Evolution of the ATM: WHAT WILL MY ATM DO NEXT?
The ATM – Automated Teller Machine – made its debut in 1967 at Barclays Bank in London. The first American version became available in 1969 at Chemical Bank on Long Island, NY. Initially, access was restricted to customers of the bank that owned the machine. Later, customers could access their accounts through other bank’s ATMs. The next product offering was the ability to buy postage stamps from an ATM using your debit card.
Today a new “card-less” ATM is emerging (usually denoted with a card-less symbol). Some of the larger institutions (ex: Bank of America, Wells Fargo, Chase, Capital One) have developed smart phone apps (Mobile Cash) that work in much the same way that a card would. For times when you may not have your card with you (but you’re never without your phone!), simply tap the app and enter the code. The cash is yours!

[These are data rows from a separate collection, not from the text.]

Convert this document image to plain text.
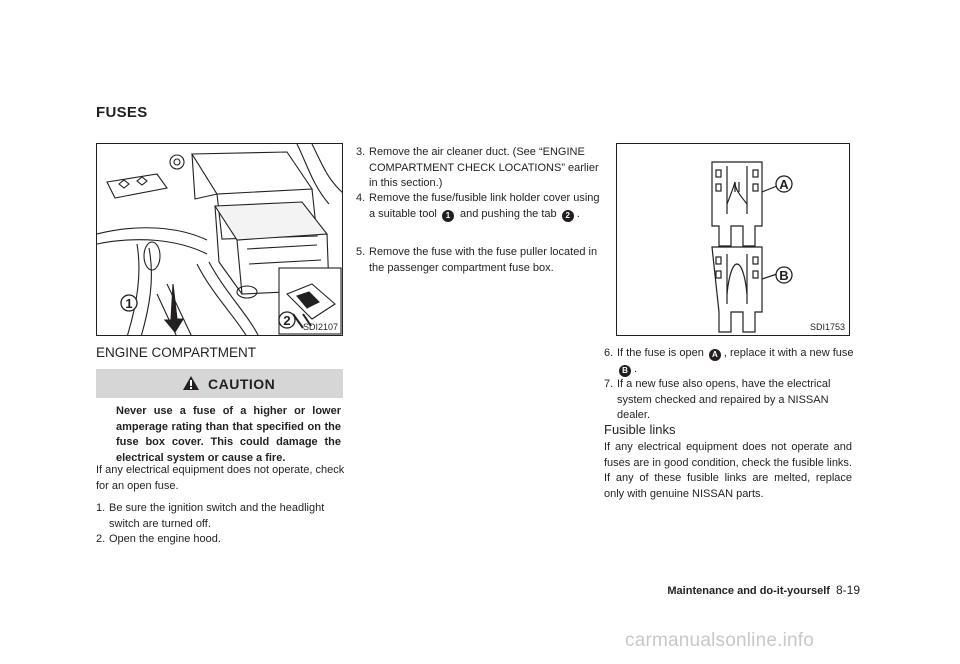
FUSES
1
2 SDI2107
ENGINE COMPARTMENT
CAUTION
Never use a fuse of a higher or lower amperage rating than that specified on the fuse box cover. This could damage the electrical system or cause a fire.
If any electrical equipment does not operate, check for an open fuse.
1. Be sure the ignition switch and the headlight switch are turned off.
2. Open the engine hood.
3. Remove the air cleaner duct. (See “ENGINE COMPARTMENT CHECK LOCATIONS” earlier in this section.)
4. Remove the fuse/fusible link holder cover using a suitable tool 1 and pushing the tab 2 .
5. Remove the fuse with the fuse puller located in the passenger compartment fuse box.
A
B
SDI1753
6. If the fuse is open A , replace it with a new fuse B .
7. If a new fuse also opens, have the electrical system checked and repaired by a NISSAN dealer.
Fusible links
If any electrical equipment does not operate and fuses are in good condition, check the fusible links. If any of these fusible links are melted, replace only with genuine NISSAN parts.
Maintenance and do-it-yourself 8-19
carmanualsonline.info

One of the newest crazes is “cashless ATMs.” Cashless? ATM? How does that work?
Consumers use a debit or credit card at a special ATM terminal to withdraw “cash,” but the cash is in a voucher form and is directly credited to a merchant’s bank account. The voucher is then used to purchase merchandise. It makes cash transactions safer because the merchant doesn’t need to retain as much cash and the cash back from these transactions is in a lesser amount. There is a small fee to the consumer instead of the merchant paying credit card network transaction fees for processing a debit or credit card. This became a popular method of payment for medical marijuana because major card brands will not allow credit card processing for medical marijuana.
Bitcoin ATMs are the latest fad. They allow users to pay cash (even with a debit card) in exchange for Bitcoin or other cryptocurrencies. But the process can be a little onerous. Like card-less ATM operations, the user will need an app and a digital key that gives you access to your account. Because of criminal affiliations with Bitcoin, the user may need to submit their driver’s license and use text messaging to confirm the transaction. They’re closer than you think. But buyer beware! With Bitcoin currently going for around $7,000/Bitcoin, you may only get a percentage of a Bitcoin.
Perhaps the smartest question you can ask today is, “What’s in my ATM?”